Why the Children Are Coming?

So what’s the real crisis and can it be solved?

Let’s start with what’s truly at stake here. First, US policies directly led to today’s crises in Guatemala, El Salvador and Honduras. Since Washington orchestrated the overthrow of the reformist, democratically elected government of Jacobo Arbenz in Guatemala in 1954, it has consistently cultivated repressive military regimes, savagely repressed peasant and popular movements for social change, and imposed economic policies including so-called free-trade ones that favor foreign investors and have proven devastating to the rural and urban poor.

Refugees from US-sponsored dirty wars in Guatemala and El Salvador—mostly peasants whose communities had been subjected to scorched-earth policies and the depredations of right-wing death squads—began to pour into the United States in the 1980s. The refugee flood from Honduras didn’t begin until the United States supported a military coup against that country’s elected leftist president in 2009. The youths crossing the border today are often the children and grandchildren of those initial refugees, and are fleeing the endemic violence and economic destruction left behind by the wars and the devastation that resulted from them. In other words, the policies that led to the present “crisis” were promoted over the decades with similar degrees of enthusiasm by Republicans and Democrats.

Second, an enormous demand for undocumented labor had already drawn the parents of many of these children to the United States where they clean houses and yards, wash dishes, and grow and process food. Their underpaid labor helps sustain the US economy. For generations, this country’s immigration policy has focused on using Mexicans and Central Americans as “workers” without granting them legal and human rights. But workers are people and people have children.
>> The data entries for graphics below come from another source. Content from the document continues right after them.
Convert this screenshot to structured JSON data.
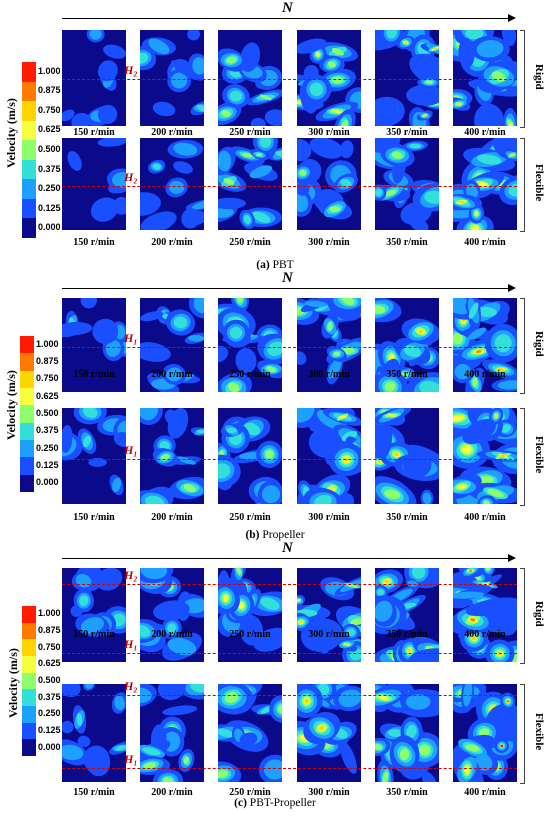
{
  "axis_symbol": "N",
  "legend": {
    "title": "Velocity (m/s)",
    "ticks": [
      "1.000",
      "0.875",
      "0.750",
      "0.625",
      "0.500",
      "0.375",
      "0.250",
      "0.125",
      "0.000"
    ],
    "colors": [
      "#ff1a00",
      "#ff7a00",
      "#ffd500",
      "#f5ff3d",
      "#8cff6a",
      "#33e0d9",
      "#1ea0ff",
      "#1a4fff",
      "#0a0a8a"
    ]
  },
  "speeds": [
    "150 r/min",
    "200 r/min",
    "250 r/min",
    "300 r/min",
    "350 r/min",
    "400 r/min"
  ],
  "row_labels": [
    "Rigid",
    "Flexible"
  ],
  "panels": [
    {
      "caption_letter": "(a)",
      "caption_text": "PBT",
      "lines": [
        {
          "label": "H₂"
        }
      ],
      "pbt_ticks": [
        "1.000",
        "0.875",
        "0.750",
        "0.625",
        "0.500",
        "0.375",
        "0.250",
        "0.125",
        "0.000"
      ]
    },
    {
      "caption_letter": "(b)",
      "caption_text": "Propeller",
      "lines": [
        {
          "label": "H₁"
        }
      ]
    },
    {
      "caption_letter": "(c)",
      "caption_text": "PBT-Propeller",
      "lines": [
        {
          "label": "H₂"
        },
        {
          "label": "H₁"
        }
      ]
    }
  ]
}
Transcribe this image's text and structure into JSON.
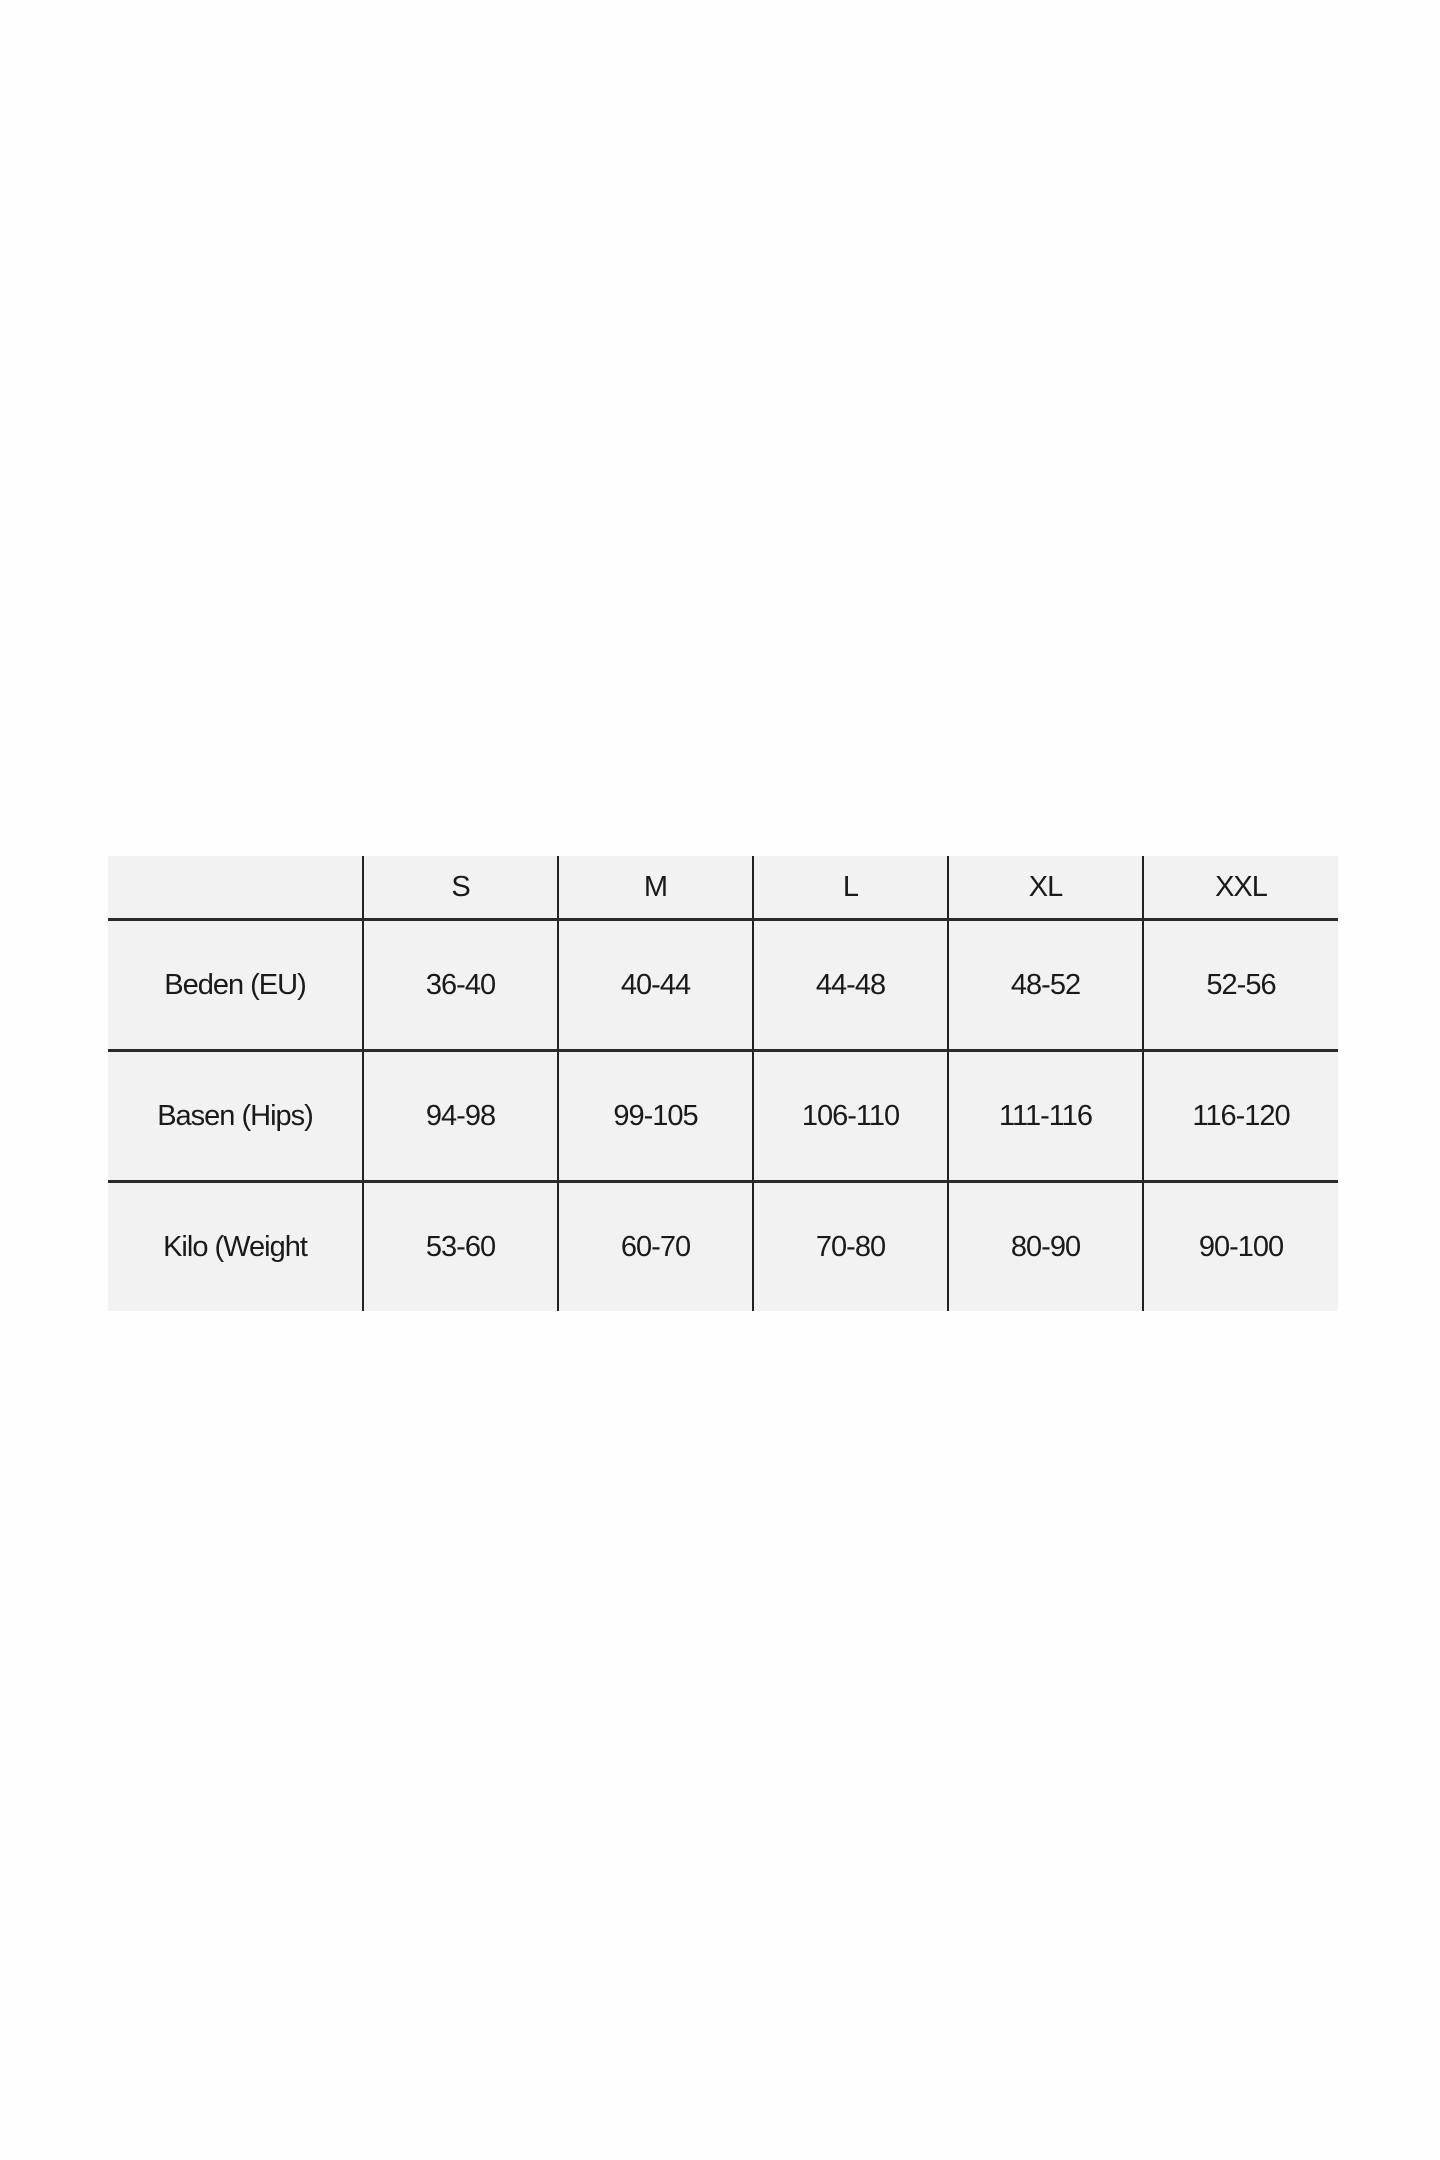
{
  "size_chart": {
    "header": [
      "",
      "S",
      "M",
      "L",
      "XL",
      "XXL"
    ],
    "rows": [
      {
        "label": "Beden (EU)",
        "values": [
          "36-40",
          "40-44",
          "44-48",
          "48-52",
          "52-56"
        ]
      },
      {
        "label": "Basen (Hips)",
        "values": [
          "94-98",
          "99-105",
          "106-110",
          "111-116",
          "116-120"
        ]
      },
      {
        "label": "Kilo (Weight",
        "values": [
          "53-60",
          "60-70",
          "70-80",
          "80-90",
          "90-100"
        ]
      }
    ]
  }
}
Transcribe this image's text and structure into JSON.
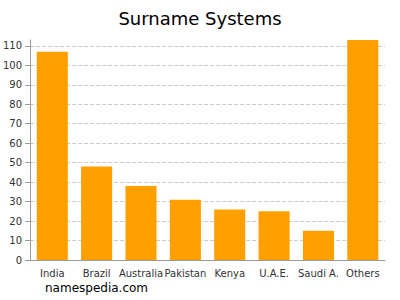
{
  "chart_data": {
    "type": "bar",
    "title": "Surname Systems",
    "categories": [
      "India",
      "Brazil",
      "Australia",
      "Pakistan",
      "Kenya",
      "U.A.E.",
      "Saudi A.",
      "Others"
    ],
    "values": [
      107,
      48,
      38,
      31,
      26,
      25,
      15,
      113
    ],
    "color": "#ffa000",
    "ylim": [
      0,
      113
    ],
    "yticks": [
      0,
      10,
      20,
      30,
      40,
      50,
      60,
      70,
      80,
      90,
      100,
      110
    ],
    "grid": true,
    "annotations": [
      "namespedia.com"
    ]
  }
}
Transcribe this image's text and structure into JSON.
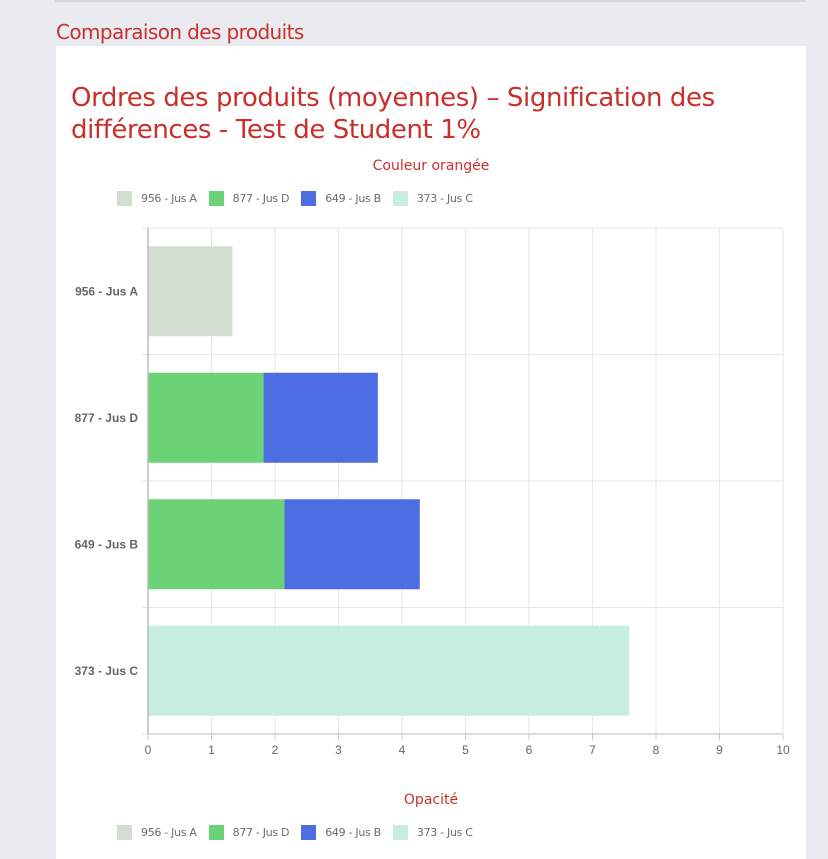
{
  "section": {
    "title": "Comparaison des produits"
  },
  "chart_title": "Ordres des produits (moyennes) – Signification des différences - Test de Student 1%",
  "top_subtitle": "Couleur orangée",
  "bottom_subtitle": "Opacité",
  "legend": [
    {
      "label": "956 - Jus A",
      "color": "#d3ddd1"
    },
    {
      "label": "877 - Jus D",
      "color": "#6bd376"
    },
    {
      "label": "649 - Jus B",
      "color": "#4d6de2"
    },
    {
      "label": "373 - Jus C",
      "color": "#c8eee0"
    }
  ],
  "chart_data": {
    "type": "bar",
    "orientation": "horizontal",
    "stacked": true,
    "categories": [
      "956 - Jus A",
      "877 - Jus D",
      "649 - Jus B",
      "373 - Jus C"
    ],
    "series": [
      {
        "name": "956 - Jus A",
        "color": "#d3ddd1",
        "values": [
          1.33,
          0,
          0,
          0
        ]
      },
      {
        "name": "877 - Jus D",
        "color": "#6bd376",
        "values": [
          0,
          1.82,
          2.15,
          0
        ]
      },
      {
        "name": "649 - Jus B",
        "color": "#4d6de2",
        "values": [
          0,
          1.8,
          2.13,
          0
        ]
      },
      {
        "name": "373 - Jus C",
        "color": "#c8eee0",
        "values": [
          0,
          0,
          0,
          7.58
        ]
      }
    ],
    "xlim": [
      0,
      10
    ],
    "xticks": [
      "0",
      "1",
      "2",
      "3",
      "4",
      "5",
      "6",
      "7",
      "8",
      "9",
      "10"
    ],
    "grid": true,
    "legend_position": "top"
  }
}
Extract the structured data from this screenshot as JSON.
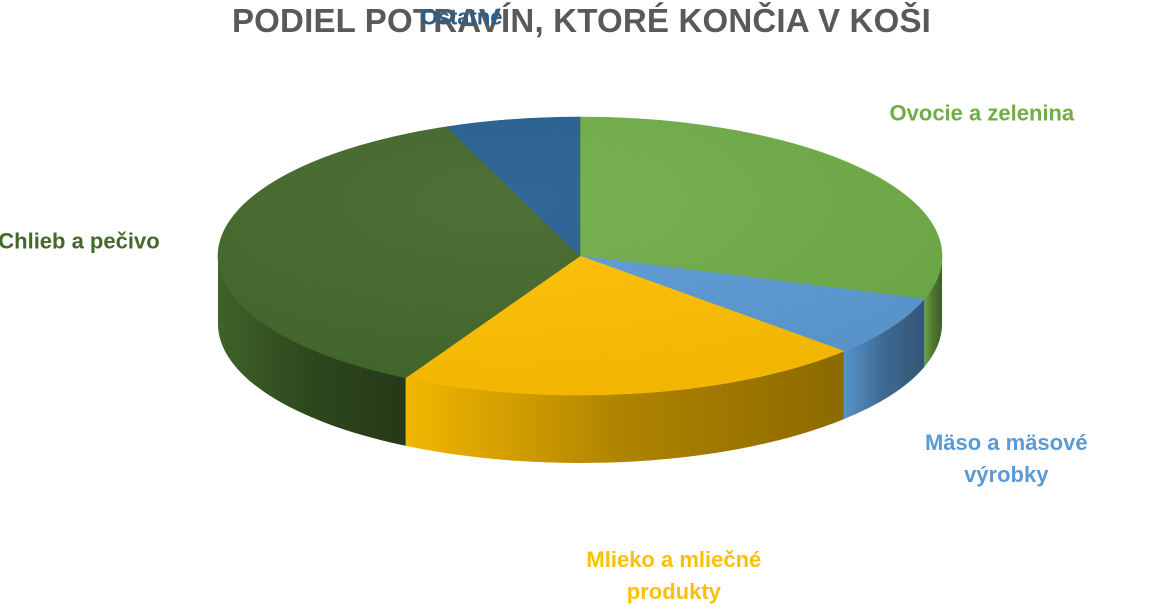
{
  "chart_data": {
    "type": "pie",
    "title": "PODIEL POTRAVÍN, KTORÉ KONČIA V KOŠI",
    "legend": "none",
    "slices": [
      {
        "label": "Ovocie a zelenina",
        "lines": [
          "Ovocie a zelenina"
        ],
        "value": 30,
        "color": "#70AD47"
      },
      {
        "label": "Mäso a mäsové výrobky",
        "lines": [
          "Mäso a mäsové",
          "výrobky"
        ],
        "value": 7,
        "color": "#5B9BD5"
      },
      {
        "label": "Mlieko a mliečné produkty",
        "lines": [
          "Mlieko a mliečné",
          "produkty"
        ],
        "value": 21,
        "color": "#FFC000"
      },
      {
        "label": "Chlieb a pečivo",
        "lines": [
          "Chlieb a pečivo"
        ],
        "value": 36,
        "color": "#43682B"
      },
      {
        "label": "Ostatné",
        "lines": [
          "Ostatné"
        ],
        "value": 6,
        "color": "#255E91"
      }
    ]
  }
}
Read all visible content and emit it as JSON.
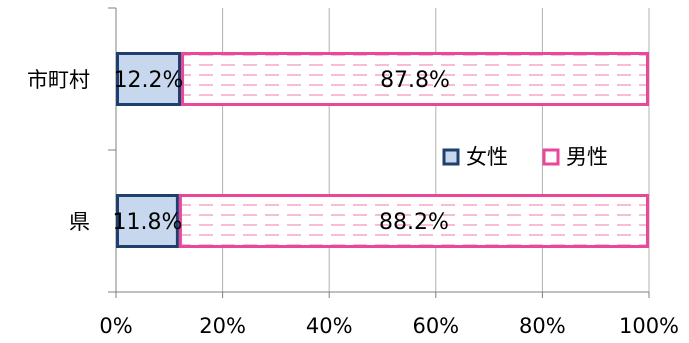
{
  "chart_data": {
    "type": "bar",
    "orientation": "horizontal",
    "stacked": true,
    "categories": [
      "市町村",
      "県"
    ],
    "series": [
      {
        "name": "女性",
        "values": [
          12.2,
          11.8
        ],
        "labels": [
          "12.2%",
          "11.8%"
        ]
      },
      {
        "name": "男性",
        "values": [
          87.8,
          88.2
        ],
        "labels": [
          "87.8%",
          "88.2%"
        ]
      }
    ],
    "xlim": [
      0,
      100
    ],
    "x_ticks": [
      0,
      20,
      40,
      60,
      80,
      100
    ],
    "x_tick_labels": [
      "0%",
      "20%",
      "40%",
      "60%",
      "80%",
      "100%"
    ],
    "grid": "vertical",
    "legend_position": "right"
  },
  "colors": {
    "female_fill": "#c6d7ee",
    "female_stroke": "#1f3f6e",
    "male_fill": "#ffffff",
    "male_stroke": "#e8479a",
    "male_pattern": "#f3a6cb",
    "grid": "#b0b0b0",
    "axis": "#808080",
    "text": "#000000"
  }
}
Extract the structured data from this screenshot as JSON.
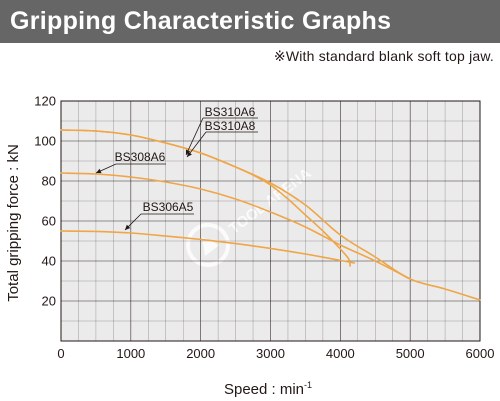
{
  "header": {
    "title": "Gripping Characteristic Graphs",
    "note": "※With standard blank soft top jaw."
  },
  "watermark": {
    "text": "TOOL ARENA"
  },
  "colors": {
    "title_bg": "#666666",
    "plot_bg": "#ebebeb",
    "grid": "#231815",
    "series": "#f0a546",
    "text": "#231815"
  },
  "chart_data": {
    "type": "line",
    "title": "",
    "xlabel": "Speed : min",
    "xlabel_superscript": "-1",
    "ylabel": "Total gripping force : kN",
    "xlim": [
      0,
      6000
    ],
    "ylim": [
      0,
      120
    ],
    "xticks": [
      0,
      1000,
      2000,
      3000,
      4000,
      5000,
      6000
    ],
    "yticks": [
      20,
      40,
      60,
      80,
      100,
      120
    ],
    "grid": true,
    "series": [
      {
        "name": "BS310A6",
        "x": [
          0,
          500,
          1000,
          1500,
          2000,
          2500,
          3000,
          3500,
          4000,
          4500,
          5000,
          5500,
          6000
        ],
        "y": [
          105.5,
          105,
          103,
          99,
          94,
          87,
          79,
          68,
          53,
          42,
          31,
          26,
          20.5
        ]
      },
      {
        "name": "BS310A8",
        "x": [
          0,
          500,
          1000,
          1500,
          2000,
          2500,
          2750,
          3000,
          3250,
          3500,
          3750,
          4000,
          4120,
          4140
        ],
        "y": [
          105.5,
          105,
          103,
          99,
          94,
          87,
          83,
          78,
          71,
          63,
          55,
          46,
          41,
          37.5
        ]
      },
      {
        "name": "BS308A6",
        "x": [
          0,
          500,
          1000,
          1500,
          2000,
          2500,
          3000,
          3500,
          4000,
          4500,
          5000
        ],
        "y": [
          84,
          83.5,
          82,
          79.5,
          76,
          71,
          64.5,
          57,
          48,
          40,
          31
        ]
      },
      {
        "name": "BS306A5",
        "x": [
          0,
          500,
          1000,
          1500,
          2000,
          2500,
          3000,
          3500,
          4000,
          4200
        ],
        "y": [
          55,
          54.8,
          54,
          52.5,
          50.8,
          48.7,
          46.3,
          43.5,
          40.3,
          39
        ]
      }
    ],
    "labels": [
      {
        "text": "BS310A6",
        "series": "BS310A6"
      },
      {
        "text": "BS310A8",
        "series": "BS310A8"
      },
      {
        "text": "BS308A6",
        "series": "BS308A6"
      },
      {
        "text": "BS306A5",
        "series": "BS306A5"
      }
    ]
  }
}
In other words, the present crisis stems in part from the way our economy depends on separating parents from their children in order to exploit their cheap labor—and then our horror or dismay when they want to be reunited.

Finally, the communities and school systems that the federal government expects to receive the border-crossing youth need more federal support. Many of the locales receiving immigrants are indeed in crisis. If, thanks to federal legislation and federal agencies, these children are being released in large numbers to communities in which schools are already underfunded, then the federal government should guarantee the services that it requires communities to provide them. Instead of spending billions of dollars annually underwriting detention, deportation and the further militarization of the borderlands, it should direct those funds to fulfilling human needs.

Immigrant rights organizations should be criticizing both parties for their policies in Central America (including President Obama’s free trade agenda), their economic and immigration policies (that criminalize workers) and the ways they are pitting immigrant youth against poor Americans in a struggle for scarce resources.

Of course, that’s not how the story is being told. Instead, our politicians, the media and various organizations have simply been posturing. Arguments that take the “humanitarian” position and those that use the “crisis” to try to undermine the administration’s flimsy gestures towards relief for undocumented youth, as well as those that protest the potential impact on communities like Lynn, are sadly incomplete. We are in the midst of a series of crises that are perfectly real. They just aren’t the ones that either side is talking about.